At a glance
The SEC expanded the definition of a smaller reporting company and has changed certain XBRL filing requirements.
Smaller reporting companies
On June 28, the SEC adopted amendments that expanded the definition of a “smaller reporting company” (SRC). Under the amended definition, a registrant would qualify as a SRC if it meets one of following tests:
- Public Float Test: Registrants with less than $250 million in public float as of the last business day of their most recently completed second fiscal quarter (previous threshold was $75 million).
- Revenue Test: Registrants with no public float or public float of less than $700 million, and annual revenues of less than $100 million in the most recently completed fiscal year (previous threshold only applied to companies with no public float and less than $50 million of revenue).
The SEC did not make conforming changes to the definition of an accelerated filer. Rather, the SEC eliminated the automatic exclusion of SRCs in the definitions of accelerated and large accelerated filers. As a result, a registrant could be both an SRC and an accelerated filer.
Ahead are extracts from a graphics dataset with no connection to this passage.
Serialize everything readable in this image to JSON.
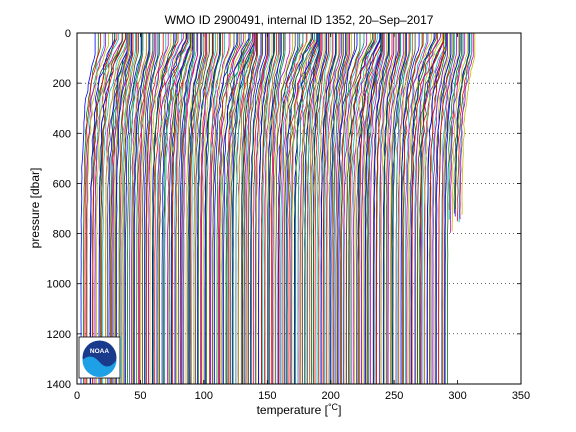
{
  "chart_data": {
    "type": "line",
    "title": "WMO ID 2900491, internal ID 1352, 20–Sep–2017",
    "xlabel": "temperature [",
    "xlabel_unit": "°C",
    "xlabel_close": "]",
    "ylabel": "pressure [dbar]",
    "xlim": [
      0,
      350
    ],
    "ylim": [
      1400,
      0
    ],
    "y_reversed": true,
    "x_ticks": [
      "0",
      "50",
      "100",
      "150",
      "200",
      "250",
      "300",
      "350"
    ],
    "y_ticks": [
      "0",
      "200",
      "400",
      "600",
      "800",
      "1000",
      "1200",
      "1400"
    ],
    "grid": "dotted horizontal",
    "profile_count": 300,
    "profile_offset_step": 1,
    "surface_pressure": 0,
    "bottom_pressure": 1400,
    "series_colors": [
      "#0000ff",
      "#008000",
      "#ff0000",
      "#00bfbf",
      "#bf00bf",
      "#bfbf00",
      "#404040"
    ],
    "logo": {
      "text": "NOAA",
      "icon": "noaa-logo-icon",
      "color_dark": "#1a3a8c",
      "color_light": "#1ea0e6"
    }
  }
}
As an accelerated filer, a registrant would be required to obtain an auditor attestation of internal control over financial reporting (ICFR).
SEC Chairman Jay Clayton directed the SEC staff to develop recommendations to the Commission for possible additional changes to the accelerated filer definition, with the focus on potentially reducing the number of companies subject to the auditor attestation requirement of the Sarbanes-Oxley Act.
Consistent with the current SRC definition, a registrant that previously determined it does not qualify as an SRC remains unqualified until it meets one or more lower qualification thresholds based on 80% of the threshold amounts. For example, an entity that previously had a public float above $250 million, would not meet the SRC definition until it had public float less than $200 million. This provision does not apply for the first fiscal year after effectiveness of the amendments.
Registrants that meet the definition of an SRC qualify for certain reduced disclosure requirements (known as "scaled disclosures"), including:
- Two years of financial statements and corresponding MD&A
- No requirement to submit financial statements of equity affiliates
- No Selected Financial Data, Supplementary Financial Information, and Quantitative and Qualitative Disclosures About Market Risk
- Fewer circumstances requiring pro forma information
- Significantly reduced Executive Compensation disclosure requirements
The scaled disclosure requirements were not changed by the adoption of this rule.
The SEC also amended Rule 3-05 of Regulation S-X to eliminate the requirement for registrants to present financial statements of acquired businesses for the third year if revenue of the acquiree is less than $100 million.
Why is this important?
The changes may reduce compliance costs for existing registrants and companies considering an Initial Public Offering. Chairman Clayton’s request for recommendations for changes to the accelerated filer definition reflects his objective of promoting capital formation for the benefit of Main Street Investors.
The amended rules become effective 60 days after publication in the Federal Register. Registrants should assess whether they meet the definition of an SRC under the new guidelines. After the rule is effective, companies that qualify as an SRC will be eligible to report scaled disclosures immediately.
Inline XBRL filing of tagged data
Also on June 28, the SEC adopted a rule requiring the use of Inline eXtensible Business Reporting Language (XBRL) format for the submission of operating company financial statements and mutual fund risk/return summaries. The amendment eliminated the 15 business day XBRL filing period for fund risk/return summaries and the requirement for filers to post Interactive Data Files on their websites. Inline XBRL allows filers to embed XBRL data directly into an HTML document, eliminating the need to tag a copy of the information in a separate XBRL exhibit. These changes are intended to improve data quality and, over time, reduce the cost of preparing data for submission. The requirements associated with this amendment are effective June 15, 2019 for large accelerated GAAP filers (with adoption in 2020 for accelerated filers, and 2021 for all other filers).